What state are you in? There are apps out there for like $5 where you can take practice tests. I did 6 practice tests one week before testing and passed. The keys are to get familiar with the code book. You won't be able to memorize everything which is why you should also be able to reference the code. But you first have to understand what they're asking in the first place. They phrase questions with "filler" info that doesn't pertain to the question at all. Tune that out and figure out the pertinent info. 

Sent from my LG-H910 using Tapatalk


----------



## MechanicalDVR

I'd try to get as much online as possible. Practice tests, etc.


----------



## RunningSparky

Mike Holt website has practice exams that you can take once, to asses what areas are weak.


----------



## Botens

Just take practice exam after practice exam and get real familiar with the code book. I bought tabs for mine from Mike Holt but added additional tabs to sections that I kept forgetting about. I also highlighted parts that kept popping up on different practice tests. I used a practice exam book from Tom Henry as well as free practice exams I could find on line. If your exam is on a computer I would concentrate on taking practice exams online so your used to taking it on a computer. Tests.com cost me $80 but was worth it. It helped me pass the masters exam.
Also, I don't know what the journeyman exam is like where your at, but my exam contained very few calculations. The calculations it did contain were basic, so I would concentrate more on the open book questions.
Time yourself when you take the practice exams. Once you get to where you can get a passing grade in the allotted amount of time you should be ready to go.
And another thing, when you come across something in the code book that you don't know what it is or understand it; research it, Google it, youtube it, ask in this forum, until you do. You will get to know the code book a lot better if you understand it.


----------



## green4now

04gixx6 said:


> What state are you in?


Colorado



> There are apps out there for like $5 ....

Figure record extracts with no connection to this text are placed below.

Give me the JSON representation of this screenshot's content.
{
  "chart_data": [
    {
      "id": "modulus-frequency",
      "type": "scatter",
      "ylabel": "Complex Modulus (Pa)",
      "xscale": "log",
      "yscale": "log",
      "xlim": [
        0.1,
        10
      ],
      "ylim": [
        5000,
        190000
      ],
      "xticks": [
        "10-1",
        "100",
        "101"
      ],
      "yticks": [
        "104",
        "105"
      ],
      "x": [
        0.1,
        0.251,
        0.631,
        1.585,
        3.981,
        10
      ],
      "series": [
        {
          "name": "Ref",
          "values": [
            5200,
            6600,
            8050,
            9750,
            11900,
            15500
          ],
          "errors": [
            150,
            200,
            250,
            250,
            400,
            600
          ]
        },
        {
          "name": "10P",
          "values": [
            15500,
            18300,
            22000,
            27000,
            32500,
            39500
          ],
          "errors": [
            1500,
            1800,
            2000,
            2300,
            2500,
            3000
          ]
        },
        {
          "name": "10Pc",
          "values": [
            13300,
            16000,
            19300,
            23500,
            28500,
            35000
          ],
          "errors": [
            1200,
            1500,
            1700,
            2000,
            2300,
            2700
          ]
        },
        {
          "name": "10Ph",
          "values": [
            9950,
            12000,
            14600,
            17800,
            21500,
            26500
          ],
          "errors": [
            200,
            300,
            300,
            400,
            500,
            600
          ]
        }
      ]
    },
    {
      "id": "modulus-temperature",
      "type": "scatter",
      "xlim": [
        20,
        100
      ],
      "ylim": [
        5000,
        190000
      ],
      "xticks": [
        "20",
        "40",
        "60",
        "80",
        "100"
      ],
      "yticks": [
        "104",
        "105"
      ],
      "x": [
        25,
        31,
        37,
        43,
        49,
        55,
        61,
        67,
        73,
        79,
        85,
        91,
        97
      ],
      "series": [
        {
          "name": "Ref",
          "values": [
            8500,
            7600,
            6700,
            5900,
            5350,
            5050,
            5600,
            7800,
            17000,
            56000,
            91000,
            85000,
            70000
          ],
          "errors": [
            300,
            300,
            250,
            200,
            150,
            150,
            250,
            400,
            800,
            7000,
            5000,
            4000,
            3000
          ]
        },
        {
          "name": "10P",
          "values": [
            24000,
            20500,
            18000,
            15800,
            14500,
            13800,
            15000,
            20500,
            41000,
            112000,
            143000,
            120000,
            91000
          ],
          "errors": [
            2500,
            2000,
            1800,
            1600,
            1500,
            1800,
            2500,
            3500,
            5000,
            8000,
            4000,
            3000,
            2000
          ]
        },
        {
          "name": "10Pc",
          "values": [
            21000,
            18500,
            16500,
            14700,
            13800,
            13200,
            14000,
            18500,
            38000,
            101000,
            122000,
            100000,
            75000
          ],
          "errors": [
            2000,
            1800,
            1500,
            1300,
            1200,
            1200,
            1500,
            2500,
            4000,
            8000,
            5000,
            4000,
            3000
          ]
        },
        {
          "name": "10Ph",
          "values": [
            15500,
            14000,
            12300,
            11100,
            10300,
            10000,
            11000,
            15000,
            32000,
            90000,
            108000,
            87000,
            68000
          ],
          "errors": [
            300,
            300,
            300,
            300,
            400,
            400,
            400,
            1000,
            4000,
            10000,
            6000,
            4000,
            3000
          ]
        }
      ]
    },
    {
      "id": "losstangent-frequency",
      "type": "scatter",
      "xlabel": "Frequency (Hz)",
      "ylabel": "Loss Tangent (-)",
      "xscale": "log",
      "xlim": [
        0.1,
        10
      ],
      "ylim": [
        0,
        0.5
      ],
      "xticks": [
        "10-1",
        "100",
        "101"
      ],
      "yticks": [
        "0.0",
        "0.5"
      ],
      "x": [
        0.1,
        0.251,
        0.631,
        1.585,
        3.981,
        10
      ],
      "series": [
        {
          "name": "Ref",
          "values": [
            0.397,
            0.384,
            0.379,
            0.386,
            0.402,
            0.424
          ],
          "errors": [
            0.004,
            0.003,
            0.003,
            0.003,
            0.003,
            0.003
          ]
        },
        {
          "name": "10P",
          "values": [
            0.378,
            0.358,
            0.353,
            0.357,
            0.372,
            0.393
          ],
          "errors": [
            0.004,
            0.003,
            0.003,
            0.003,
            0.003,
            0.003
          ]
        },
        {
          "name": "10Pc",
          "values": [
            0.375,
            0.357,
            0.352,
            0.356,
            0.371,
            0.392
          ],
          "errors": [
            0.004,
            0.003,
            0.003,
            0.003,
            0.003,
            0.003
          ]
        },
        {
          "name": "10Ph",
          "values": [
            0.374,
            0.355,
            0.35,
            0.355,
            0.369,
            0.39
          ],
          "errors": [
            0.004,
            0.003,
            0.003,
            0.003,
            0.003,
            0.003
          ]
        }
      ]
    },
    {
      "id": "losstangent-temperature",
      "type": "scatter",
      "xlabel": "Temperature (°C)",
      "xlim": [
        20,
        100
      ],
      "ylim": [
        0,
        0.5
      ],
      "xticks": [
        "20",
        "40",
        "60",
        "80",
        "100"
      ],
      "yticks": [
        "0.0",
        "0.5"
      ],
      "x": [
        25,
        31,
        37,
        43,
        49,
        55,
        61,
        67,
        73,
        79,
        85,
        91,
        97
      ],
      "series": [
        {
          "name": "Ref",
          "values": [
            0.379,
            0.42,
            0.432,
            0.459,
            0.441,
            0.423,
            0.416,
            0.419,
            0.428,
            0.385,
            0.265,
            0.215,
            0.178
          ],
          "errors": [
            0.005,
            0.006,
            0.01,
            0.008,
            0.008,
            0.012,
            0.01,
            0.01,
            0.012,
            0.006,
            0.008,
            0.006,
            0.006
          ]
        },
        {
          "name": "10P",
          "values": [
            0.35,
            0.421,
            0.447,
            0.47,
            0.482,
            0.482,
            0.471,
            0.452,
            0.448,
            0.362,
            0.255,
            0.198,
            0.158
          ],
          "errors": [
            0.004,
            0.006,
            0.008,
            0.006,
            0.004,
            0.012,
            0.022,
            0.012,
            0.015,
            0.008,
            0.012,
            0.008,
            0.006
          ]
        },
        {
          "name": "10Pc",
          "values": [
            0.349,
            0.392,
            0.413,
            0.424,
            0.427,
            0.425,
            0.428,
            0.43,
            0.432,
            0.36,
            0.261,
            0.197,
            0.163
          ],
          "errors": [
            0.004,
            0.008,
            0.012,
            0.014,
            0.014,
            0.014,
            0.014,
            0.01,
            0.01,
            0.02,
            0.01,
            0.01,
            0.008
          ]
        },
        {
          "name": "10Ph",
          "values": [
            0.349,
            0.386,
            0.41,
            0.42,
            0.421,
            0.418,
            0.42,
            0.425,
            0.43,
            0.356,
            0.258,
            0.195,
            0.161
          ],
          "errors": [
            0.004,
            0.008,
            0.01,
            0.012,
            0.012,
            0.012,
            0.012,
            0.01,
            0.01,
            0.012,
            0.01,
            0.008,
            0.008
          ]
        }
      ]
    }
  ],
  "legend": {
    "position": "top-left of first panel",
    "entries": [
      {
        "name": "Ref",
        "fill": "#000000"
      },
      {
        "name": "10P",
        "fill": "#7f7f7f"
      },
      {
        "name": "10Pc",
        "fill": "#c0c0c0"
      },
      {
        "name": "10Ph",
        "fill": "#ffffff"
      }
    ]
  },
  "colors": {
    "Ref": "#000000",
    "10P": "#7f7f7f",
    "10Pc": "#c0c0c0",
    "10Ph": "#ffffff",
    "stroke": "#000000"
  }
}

Can you point me to one? I haven't seen anything that cheap online. Unless you mean "apps" like for an iPhone? I don't have a cell.[/QUOTE]


----------



## icdubois

Check out
http://bobotechnologies.com/

On the home page it states "Guaranteed to pass the Colorado state electrical exam"

I have heard from a few guys that have taken this prep and they say that it well worth it. Yeah it costs $400 but what does it cost you if you can't work? Or how much are you going to make with your license?


----------